Sampai Kapan Gayus di Bui?


Sampai Kapan Gayus di Bui?
Didik Endro Purwoleksono, GURU BESAR ILMU HUKUM PIDANA FH UNAIR
SUMBER : JAWA POS, 3 MARET 2012




JUDUL berita, Gayus Bakal Menua di Penjara, di Jawa Pos edisi kemarin (Jumat, 2 Maret) sangat menggelitik untuk disikapi. Selain pidana penjara, Gayus Halomoan Tambunan juga mendapat pidana denda yang disubsiderkan dengan kurungan waktu tertentu.

Pertanyaannya adalah apakah di Indonesia mengenal pidana penjara kumulatif? Artinya apakah semua pidana penjara yang sudah dijatuhkan kepada terdakwa perlu dijumlahkan dan dijalani semua, berapa pun lamanya.

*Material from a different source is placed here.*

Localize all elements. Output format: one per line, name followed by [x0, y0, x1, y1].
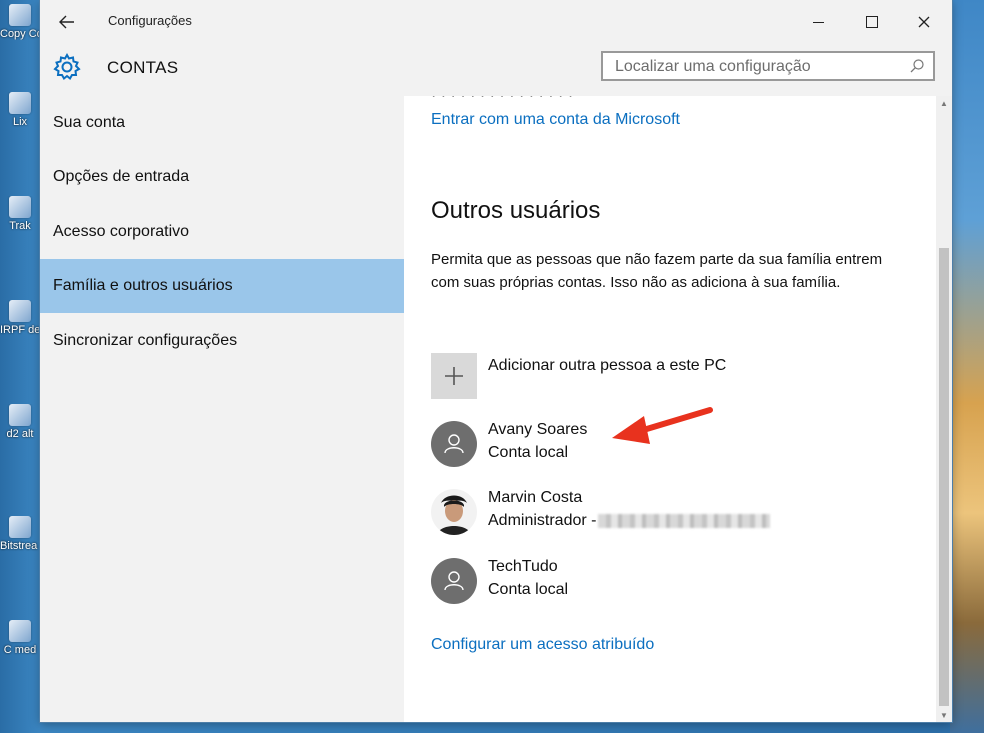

Yang kedua, apa makna pidana denda disubsiderkan dengan pidana kurungan? Apakah pidana denda merupakan kewajiban yang harus dibayarkan terlebih dahulu? Ataukah, terdakwa bebas memilih, tidak mau membayar denda dan lebih baik menjalani pidana kurungan?

Tulisan singkat ini mencoba memberikan ulasan tentang hal tersebut. Secara singkat dapat dijelaskan di bawah ini, khususnya terkait pidana yang dijatuhkan majelis hakim terhadap Gayus.

Pada hakikatnya, kasus yang membelit Gayus merupakan apa yang dikenal dalam hukum pidana sebagai perbuatan perbarengan atau concursus. Masalah perbarengan itu diatur dalam pasal 63-70 KUHP.

Yang pertama, Indonesia, dengan mendasarkan kepada KUHP, tidak mengenal pidana kumulatif yang mutlak untuk perbarengan tindak pidana kejahatan. Artinya, KUHP tidak mengenal kumulasi pidana penjara atas masing-masing tindak pidana yang sudah dijatuhi pidana.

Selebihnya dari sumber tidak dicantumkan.